The Decatur-Champaign area has received only a few spotty showers over the last week. Most of the former ponds have now been planted or replanted. Farmers and dealers have been rushing to catch up on postemergence herbicide applications. Unfortunately, the rush has led to some errors; drift and tank contamination are among the complaints. Wheat is not quite ready, but it is turning rapidly.
From Don Frederick in Cumberland/Jasper Extension: "Sporadic showers have interrupted farming the past week, but planting and replanting of soybeans are still occurring. Some corn acres have also been planted or replanted in the past 7 days. Currently the application of postemergent herbicides is consuming a lot of producers' time. Some wheat harvest has begun, and several producers have been busy trying to put up hay."
Corn and soybeans are beginning to display an overall healthier appearance as a result of the drier soil conditions and warmer temperatures, but the condition of the corn crop varies tremendously throughout the region. Many cornfields have yellow areas and uneven plant height. There was finally a dry week through most of the region, though scattered showers occurred on June 25. Field activities focused on finishing herbicide application on corn, side-dressing nitrogen, and beginning herbicide application on soybeans.
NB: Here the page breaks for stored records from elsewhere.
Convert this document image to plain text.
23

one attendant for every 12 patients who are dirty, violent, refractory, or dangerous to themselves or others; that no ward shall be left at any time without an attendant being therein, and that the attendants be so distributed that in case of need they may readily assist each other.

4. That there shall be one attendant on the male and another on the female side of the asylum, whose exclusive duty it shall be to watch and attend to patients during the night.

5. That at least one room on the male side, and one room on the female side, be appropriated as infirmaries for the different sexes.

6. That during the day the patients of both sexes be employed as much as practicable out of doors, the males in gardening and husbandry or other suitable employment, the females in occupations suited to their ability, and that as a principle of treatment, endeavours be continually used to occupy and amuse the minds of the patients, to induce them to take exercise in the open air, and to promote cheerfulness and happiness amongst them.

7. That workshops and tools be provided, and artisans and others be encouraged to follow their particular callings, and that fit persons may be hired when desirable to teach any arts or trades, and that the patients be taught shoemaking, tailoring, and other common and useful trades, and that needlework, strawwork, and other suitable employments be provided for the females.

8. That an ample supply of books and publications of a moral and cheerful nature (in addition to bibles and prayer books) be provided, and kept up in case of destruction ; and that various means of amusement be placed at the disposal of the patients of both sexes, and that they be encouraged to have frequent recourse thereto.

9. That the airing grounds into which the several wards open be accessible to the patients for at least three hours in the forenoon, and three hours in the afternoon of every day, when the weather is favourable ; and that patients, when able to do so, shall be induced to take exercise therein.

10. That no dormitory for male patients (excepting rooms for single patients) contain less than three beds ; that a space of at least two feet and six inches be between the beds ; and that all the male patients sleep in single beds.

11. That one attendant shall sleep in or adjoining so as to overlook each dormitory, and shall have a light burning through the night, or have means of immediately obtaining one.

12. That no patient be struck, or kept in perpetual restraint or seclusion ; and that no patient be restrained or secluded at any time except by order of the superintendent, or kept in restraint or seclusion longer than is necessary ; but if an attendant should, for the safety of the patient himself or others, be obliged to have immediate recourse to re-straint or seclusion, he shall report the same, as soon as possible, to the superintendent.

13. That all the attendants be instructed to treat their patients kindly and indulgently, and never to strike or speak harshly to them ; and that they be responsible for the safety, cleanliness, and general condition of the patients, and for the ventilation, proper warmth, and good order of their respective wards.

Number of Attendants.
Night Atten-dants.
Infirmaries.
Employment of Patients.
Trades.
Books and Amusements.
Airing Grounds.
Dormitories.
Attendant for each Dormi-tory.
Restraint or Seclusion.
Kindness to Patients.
A great deal of hay was mowed and baled during the past 10 days, which is very late for first cutting, but this has been the first extended dry period for weeks.
Wheat has begun to turn; there is some scab and rust present, but overall the crop looks very good.
Extension educators in the region have begun to monitor western bean cutworm moth traps.
More than a week of dry weather has finally allowed corn planting to get finished. Most of the fields planted in mid-June have excellent stands and would be perfect if they were only six to eight weeks more advanced in their development.
Wheat harvest is just beginning, and its progression is now dependent on weather. The rain forecast for the remainder of the week is not what growers need at this point. Full-season and double-crop soybean planting will nearly coincide with each other this year.
The region finally had about a week without rain, but the last few days have brought more rain and continued serious conditions for already flooded regions along the Mississippi River.
Ergot is showing up in grassheads, such as bromegrass and orchardgrass along roadsides. Practice caution for any pasture or roadside ditch that might be cut for forage that has the seedheads present. Ergot was also found in some triticale seedheads scattered throughout a wheat field in Hancock County.
This season has been conducive for the development of many diseases on wheat flag leaves, such as rust, scab, Septoria leaf and glume blotch organisms, and viruses and bacterial diseases. Many flag leaves are dying prematurely, and the health of the flag leaf is sure to impact yield. Pythium root rot and a Pseudomonas bacterial infection, probably bacterial leaf spot, were diagnosed in a field in Hancock County.
Soybeans are starting to show some seedling root and stem rots. The local field looked good overall, but had scattered plants with postemergence damping-off of seedling roots and stems.